Goals of the practical session: In this exercise you will use BLAST (Basic Local Alignment Search Tool) to search for sequence similarity. First you will use an online server to search for similarities and then you will run the blast on your computer. Take a look at “HowTo_BLASTGuide.pdf” for how to use BLAST. Then you will learn to use different programs for multiple alignments: kalign, mafft,or muscle, and hmmalign. You will align two datasets (16S and EPHX1) with kalign, mafft or muscle, and you will learn how to use readseq to convert between different alignment formats. You will also run both perl and python script to manipulate your files.

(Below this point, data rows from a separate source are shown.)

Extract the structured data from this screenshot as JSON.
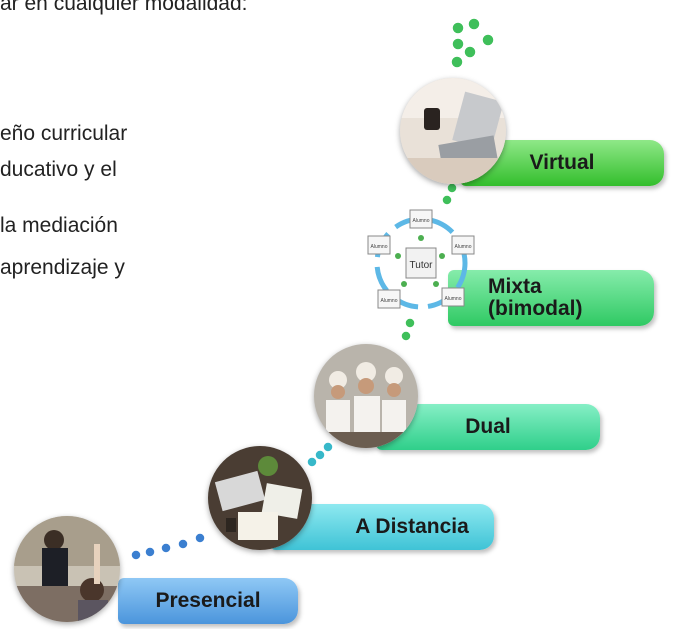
{
  "paragraph": {
    "line1": "ar en cualquier modalidad:",
    "line2": "eño curricular",
    "line3": "ducativo y el",
    "line4": "la mediación",
    "line5": "aprendizaje y"
  },
  "steps": [
    {
      "label": "Presencial",
      "color": "#5fa8e8"
    },
    {
      "label": "A Distancia",
      "color": "#4fd1e0"
    },
    {
      "label": "Dual",
      "color": "#3fd79b"
    },
    {
      "label": "Mixta\n(bimodal)",
      "color": "#38d06a"
    },
    {
      "label": "Virtual",
      "color": "#3ec93a"
    }
  ],
  "tutor_cycle": {
    "center": "Tutor",
    "nodes": [
      "Alumno",
      "Alumno",
      "Alumno",
      "Alumno",
      "Alumno"
    ]
  }
}
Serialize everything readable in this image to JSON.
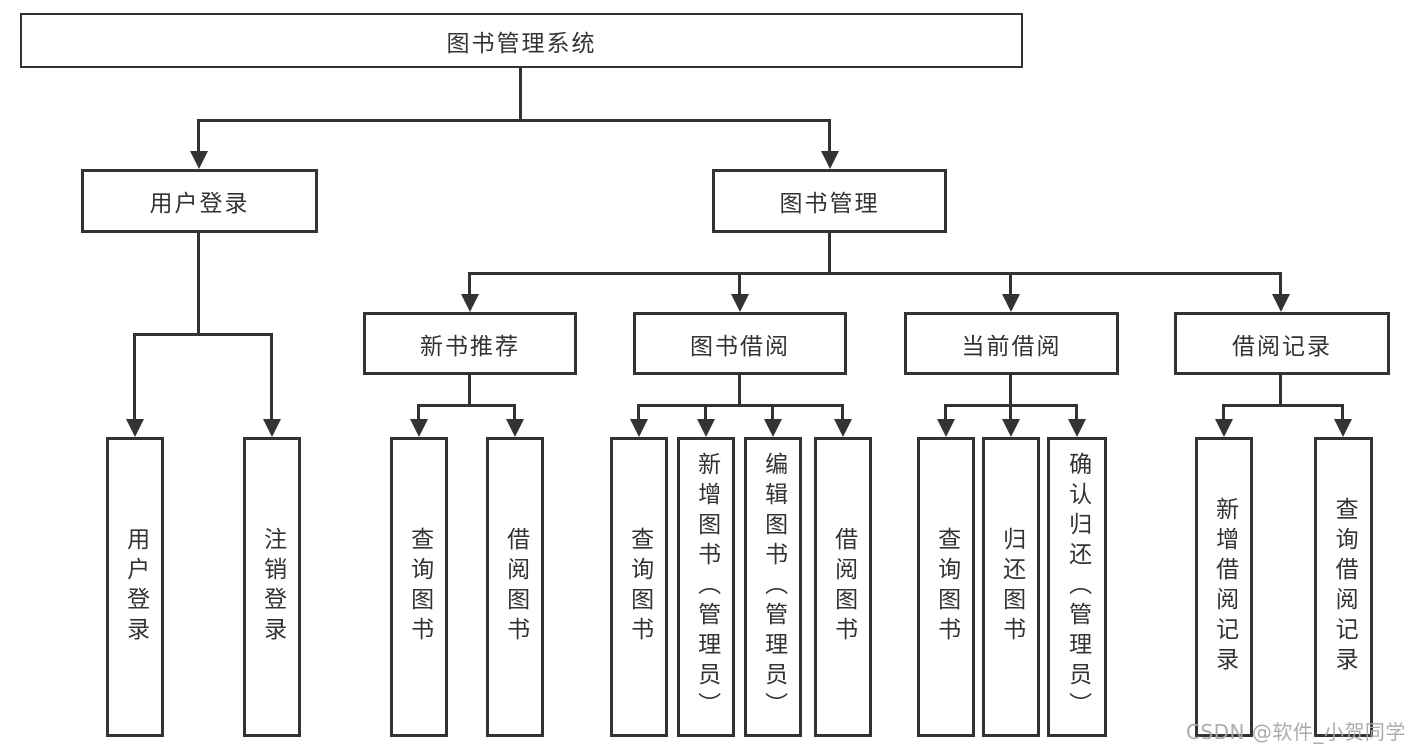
{
  "nodes": {
    "root": "图书管理系统",
    "level2": [
      "用户登录",
      "图书管理"
    ],
    "level3": [
      "新书推荐",
      "图书借阅",
      "当前借阅",
      "借阅记录"
    ],
    "login_children": [
      "用户登录",
      "注销登录"
    ],
    "newbook_children": [
      "查询图书",
      "借阅图书"
    ],
    "borrowing_children": [
      "查询图书",
      "新增图书（管理员）",
      "编辑图书（管理员）",
      "借阅图书"
    ],
    "current_children": [
      "查询图书",
      "归还图书",
      "确认归还（管理员）"
    ],
    "records_children": [
      "新增借阅记录",
      "查询借阅记录"
    ]
  },
  "watermark": "CSDN @软件_小贺同学",
  "colors": {
    "line": "#333333",
    "text": "#333333",
    "watermark": "#a8a8a8",
    "background": "#ffffff"
  }
}
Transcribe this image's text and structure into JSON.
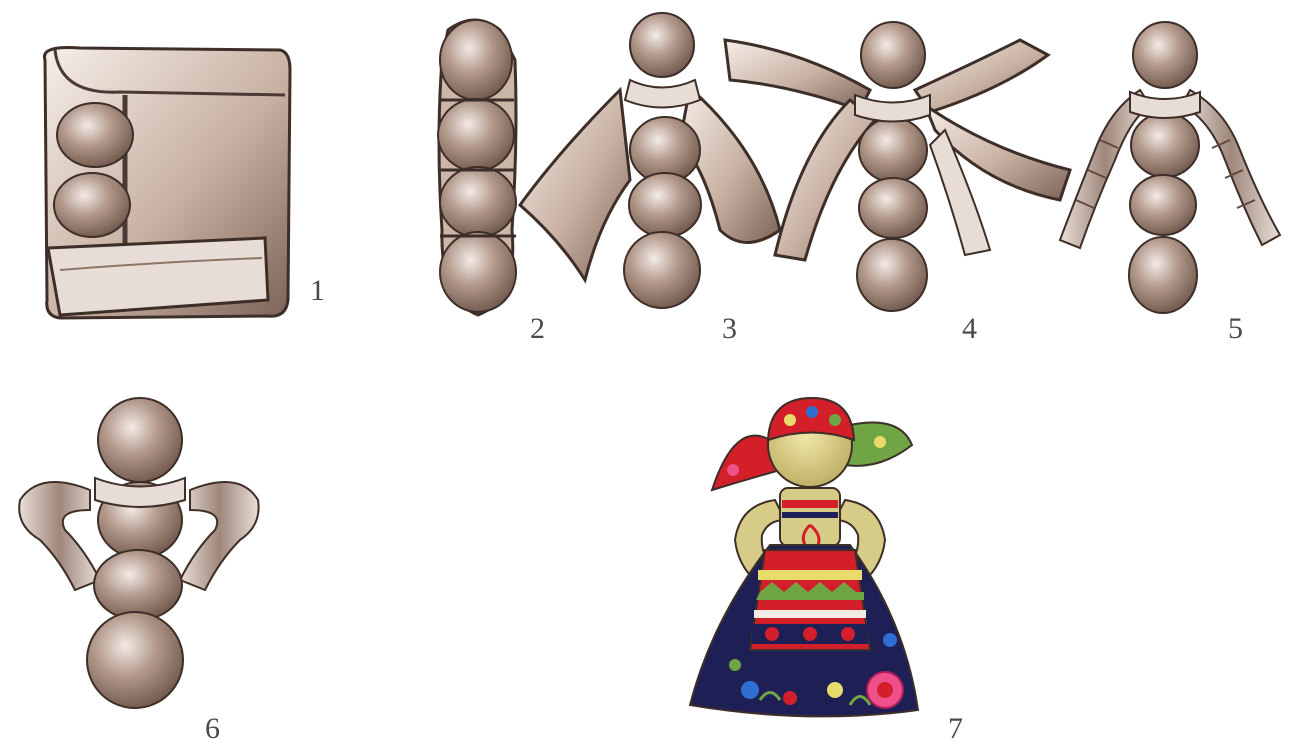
{
  "figure": {
    "steps": [
      {
        "id": "step-1",
        "label": "1"
      },
      {
        "id": "step-2",
        "label": "2"
      },
      {
        "id": "step-3",
        "label": "3"
      },
      {
        "id": "step-4",
        "label": "4"
      },
      {
        "id": "step-5",
        "label": "5"
      },
      {
        "id": "step-6",
        "label": "6"
      },
      {
        "id": "step-7",
        "label": "7"
      }
    ]
  },
  "colors": {
    "fabric_light": "#f3ebe6",
    "fabric_mid": "#b39a8d",
    "fabric_dark": "#6d5549",
    "outline": "#3e2e28",
    "doll_skirt": "#1e1f55",
    "doll_red": "#d21f2a",
    "doll_green": "#6fa545",
    "doll_yellow": "#e8dc6a",
    "doll_pink": "#f0508a",
    "doll_blue": "#2e6fd1",
    "doll_body": "#d6cc87"
  }
}
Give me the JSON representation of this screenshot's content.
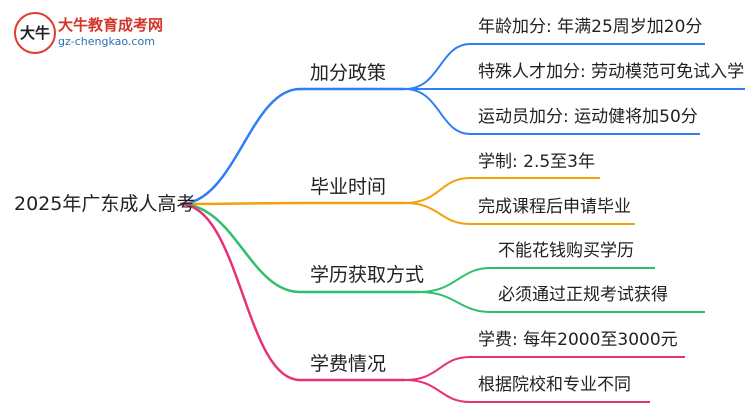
{
  "logo": {
    "mark": "大牛",
    "title": "大牛教育成考网",
    "url": "gz-chengkao.com"
  },
  "mindmap": {
    "root": "2025年广东成人高考",
    "branches": [
      {
        "label": "加分政策",
        "color": "#2f7ef5",
        "children": [
          "年龄加分: 年满25周岁加20分",
          "特殊人才加分: 劳动模范可免试入学",
          "运动员加分: 运动健将加50分"
        ]
      },
      {
        "label": "毕业时间",
        "color": "#f2a20c",
        "children": [
          "学制: 2.5至3年",
          "完成课程后申请毕业"
        ]
      },
      {
        "label": "学历获取方式",
        "color": "#2fbf6a",
        "children": [
          "不能花钱购买学历",
          "必须通过正规考试获得"
        ]
      },
      {
        "label": "学费情况",
        "color": "#e8307a",
        "children": [
          "学费: 每年2000至3000元",
          "根据院校和专业不同"
        ]
      }
    ]
  }
}
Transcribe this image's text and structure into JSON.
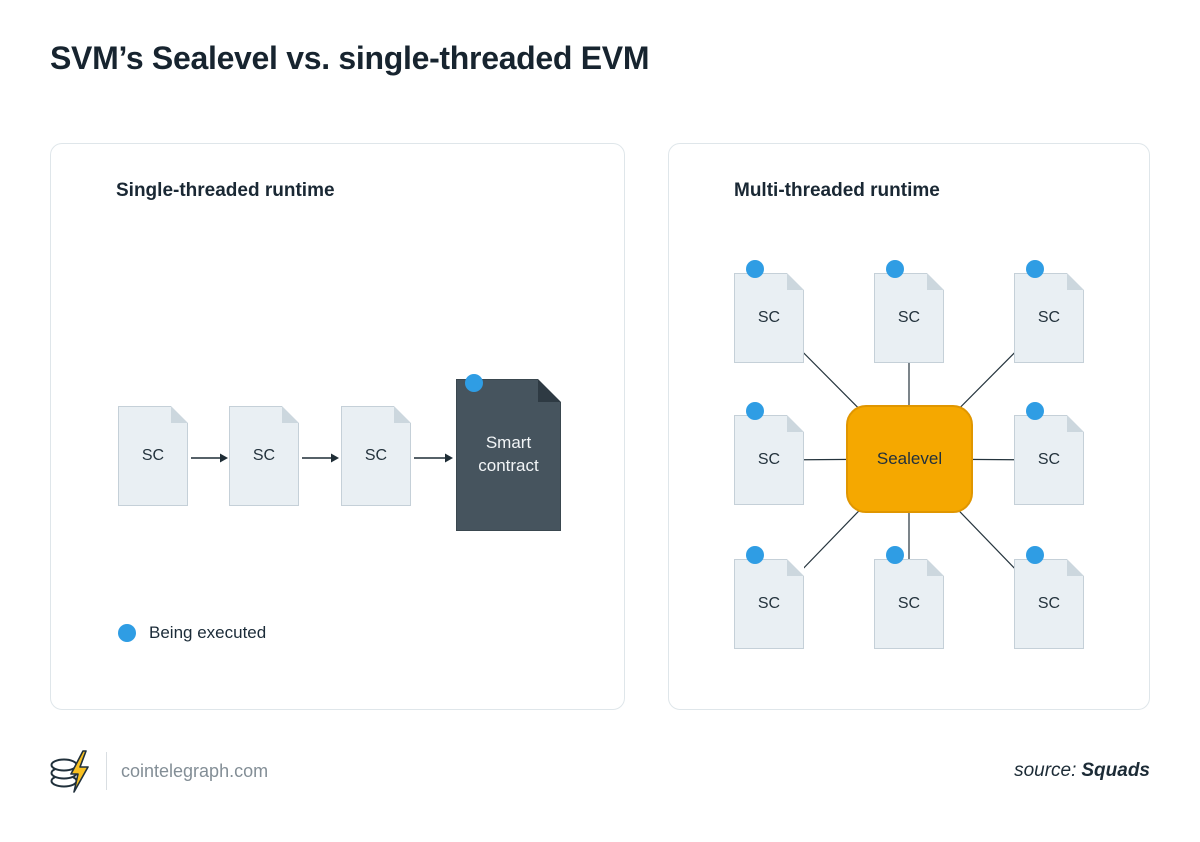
{
  "title": "SVM’s Sealevel vs. single-threaded EVM",
  "left_panel": {
    "heading": "Single-threaded runtime",
    "queue": [
      "SC",
      "SC",
      "SC"
    ],
    "active_label": "Smart contract",
    "legend": "Being executed"
  },
  "right_panel": {
    "heading": "Multi-threaded runtime",
    "center_label": "Sealevel",
    "docs": [
      "SC",
      "SC",
      "SC",
      "SC",
      "SC",
      "SC",
      "SC",
      "SC"
    ]
  },
  "footer": {
    "site": "cointelegraph.com",
    "source_label": "source:",
    "source_value": "Squads"
  },
  "colors": {
    "accent_blue": "#2F9DE4",
    "accent_amber": "#F5A800",
    "doc_fill": "#E9EFF3",
    "dark_doc_fill": "#46545E",
    "ink": "#1C2B36"
  }
}
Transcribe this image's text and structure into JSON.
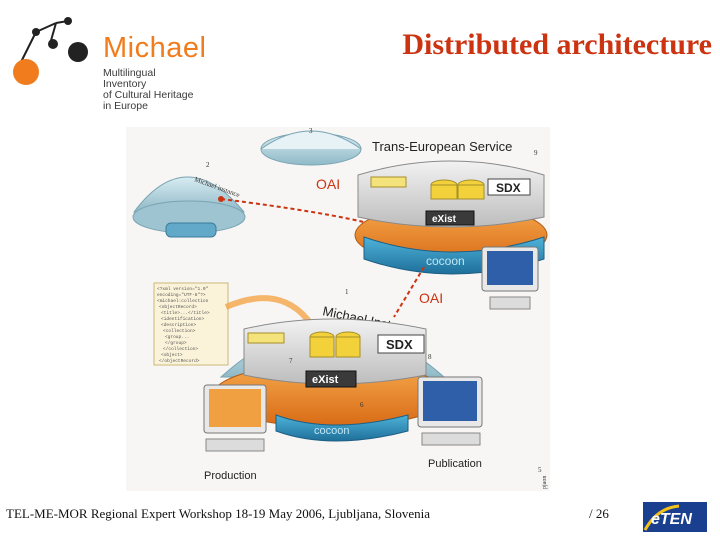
{
  "logo": {
    "name": "Michael",
    "lines": [
      "Multilingual",
      "Inventory",
      "of Cultural Heritage",
      "in Europe"
    ]
  },
  "title": "Distributed architecture",
  "figure": {
    "trans_european": "Trans-European Service",
    "oai_top": "OAI",
    "oai_right": "OAI",
    "instance_label": "Michael Instance",
    "sdx_top": "SDX",
    "sdx_bottom": "SDX",
    "exist_top": "eXist",
    "exist_bottom": "eXist",
    "cocoon_top": "cocoon",
    "cocoon_bottom": "cocoon",
    "production": "Production",
    "publication": "Publication",
    "num_1": "1",
    "num_2": "2",
    "num_3": "3",
    "num_5": "5",
    "num_6": "6",
    "num_7": "7",
    "num_8": "8",
    "num_9": "9",
    "credit": "pjaon",
    "node_left_label": "Michael instance",
    "xml_lines": [
      "<?xml version=\"1.0\"",
      "encoding=\"UTF-8\"?>",
      "<michael:collection",
      "<objectRecord>",
      "<title>...</title>",
      "<identification>",
      "<description>",
      "<collection>",
      "<group...",
      "</group>",
      "</collection>",
      "<object>",
      "</objectRecord>"
    ]
  },
  "footer": "TEL-ME-MOR Regional Expert Workshop 18-19 May 2006, Ljubljana, Slovenia",
  "page_number": "/  26",
  "eten_logo": "eTEN",
  "colors": {
    "title": "#cc3311",
    "logo_orange": "#f07c1e",
    "logo_dark": "#222222"
  }
}
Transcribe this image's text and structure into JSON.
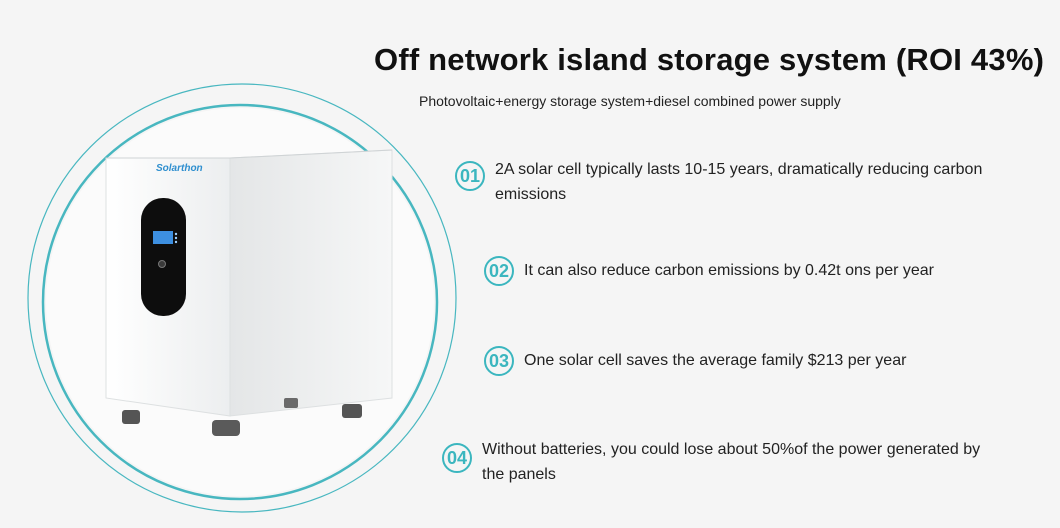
{
  "header": {
    "title": "Off network island storage system (ROI 43%)",
    "subtitle": "Photovoltaic+energy storage system+diesel combined power supply"
  },
  "product": {
    "brand": "Solarthon"
  },
  "features": [
    {
      "number": "01",
      "text": "2A solar cell typically lasts 10-15 years, dramatically reducing carbon emissions"
    },
    {
      "number": "02",
      "text": "It can also reduce carbon emissions by 0.42t ons per year"
    },
    {
      "number": "03",
      "text": "One solar cell saves the average family $213 per year"
    },
    {
      "number": "04",
      "text": "Without batteries, you could lose about 50%of the power generated by the panels"
    }
  ],
  "colors": {
    "accent": "#3bb6bf",
    "background": "#f5f5f5",
    "text": "#222222"
  }
}
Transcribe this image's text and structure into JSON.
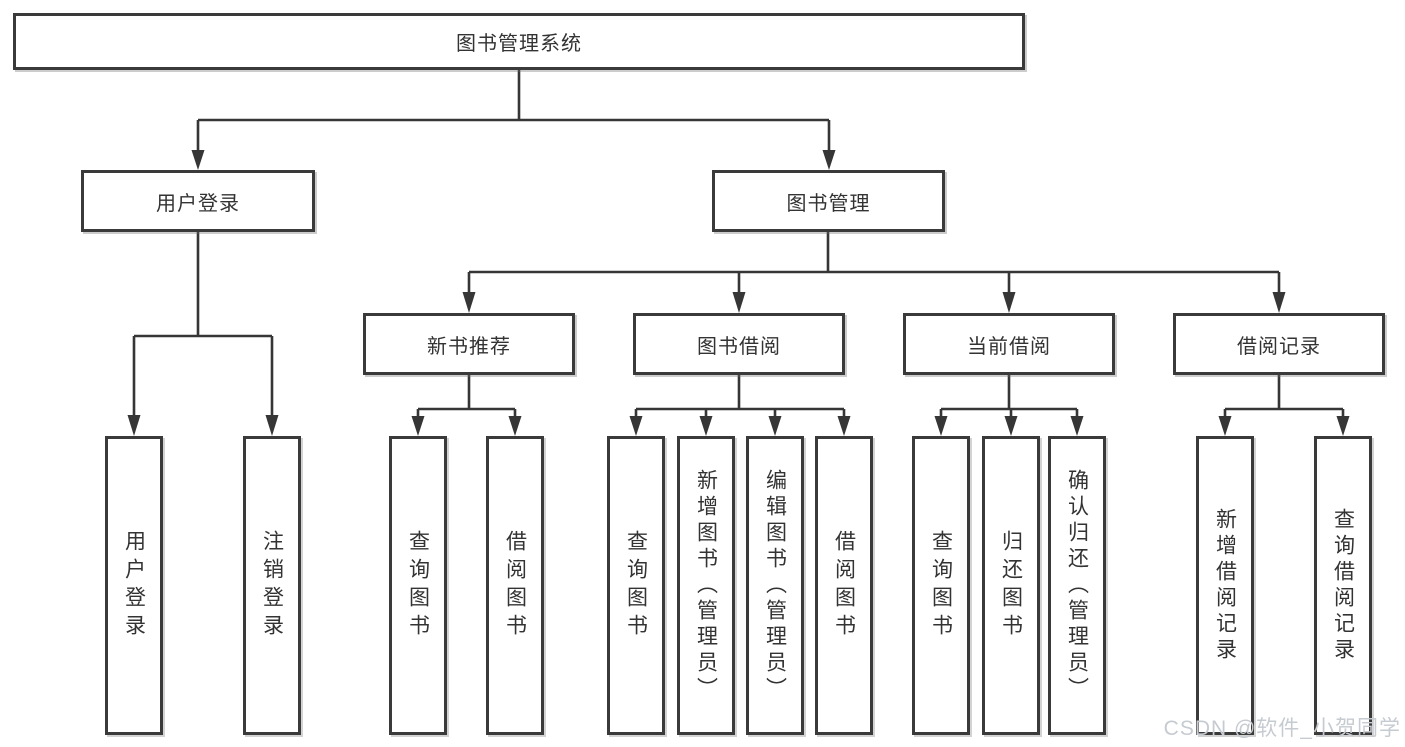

Assessment of the practical session: Work alone or in pairs during this lab. As you progress, take notes of answers to the questions highlighted in red in the designated black boxes, or on a paper sheet. At the end of the lab, you should approach one of the teaching assistants present, and ask them to check your answers. They will discuss incorrect answers with you. Once the assistants have approved your answers, they will mark your attendance and the practical session is considered completed.
###Online-based BLAST exercise
Use the NCBI server for the online part: NCBI BLAST Search the protein database SwissProt for orf_x.fasta
Question 1 a) What is the name of the gene that is the top hit and what is its function?
You have sequenced a stretch of DNA orf_serratia.fasta from Serratia marcescens found in the gut of an insect. You identified an open reading frame and translated it in to a protein and now you want to see if this gene has any homologs in the SwissProt database.
Search SwissProt database with orf_serratia.fasta
Question 2
- What protein do you think it is and what is its function?
- There are some hits that give a much higher E-value than the top hits. To which group of bacteria do these entries belong?
- What is the taxonomic placement of Serratia? Make a guess and then check the Taxonomy browser for the real answer.
Suppose that you have sequenced the stretch of DNA in sequence.txt. Now you want to see if you have any coding regions in your sequence.
Search for open reading frames with Transeq (see Using_transeq), using the standard genetic code. When you search for proteins in a DNA sequence, it is often difficult to know where it starts. It should cover most of the nucleotide sequence when you have found the right frame.
Question 3
- What is the name of the protein?
- What is its function
###Running BLAST locally
The program for local blast searches is called blastall and includes all the different blast programs. You specify the blast program with the option -p. In the following section you will use the file prokaryotes_db which contains prokaryotic protein sequences in FASTA format.
- Make a database of the file using formatdb
makeblastdb -in prokariotes_db -dbtype prot
- Blast the anthrax protein sequence anthrax.fasta against prokaryotes_db.txt. You need to specify at least the following options:
BLAST_TYPE db DB_NAME query QUERY_NAME out OUT_NAME
Where DB_NAME is the name of your database, QUERY_NAME the file that contains your query sequence, BLAST_TYPE the type of blast program you want to use (e.g. "blastp" or "blastn") and OUT_NAME how you want to name your output file. - Take a look at the blast result file:
less OUT_NAME
Question 4
- What's the name of the second hit in the blast result?
- What's the corresponding e-value?
- What are the start and end positions in the hit gene that matches query sequence?
Kalign, MAFFT and Muscle are three different fast alignment programs for protein and nucleotide sequences. Even if they differ in their algorithms they are all advancements on the same general algorithm as ClustalW. As a result they are very fast compared to other programs and can align 1500 sequences in under 10 seconds. MAFFT and Muscle are among the most commonly used alignment programs nowadays.
You can find a brief introduction, and further link, on how to use MAFFT here. For Muscle you can find a short introduction here, and the more extensive documentation here. You can also type the following for each program in the terminal to get basic help on how to use them:
`kalign
mafft --help
muscle`
Align the two datasets independently, EPHX1 (ephx1.fasta) and 16S (16S.fasta), using two of the alignment programs (Of course it is recommended to have a look at the input file so that you know what you are aligning!). If you are using MAFFT you will need to pipe the output to a new file, this
can be done with the command “>”.The full command should then look something like this:
mafft (infile) > (outfile)
Unfortunately, there is no standard alignment format that can be read by all programs. Therefore, a sequence-oriented bioinformatician needs some format-converting skills. Readseq is a useful program for converting between alignment formats. For information on how to use readseq type:
java jar ./SRC/readseq.jar --help
Use readseq to convert the files you aligned in the previous exercise (default output from kalign is in fasta format - caution! you need to redirect the output from the screen to a file) to the format nexus.
You can look at alignments with the program Jalview.
java jar ./SRC/jalview.jar
The software package SuiteMSA is also a good tool for more advanced alignment viewing, for example comparing two alignments. However, for ordinary alignment viewing and editing it is unnecessarily complex.
Question 5 Compare the two alignment programs for ephx1
- Can you see a difference in the output of the two programs? (Visualize the alignments)
- How come multiple sequence align programs can produce different results?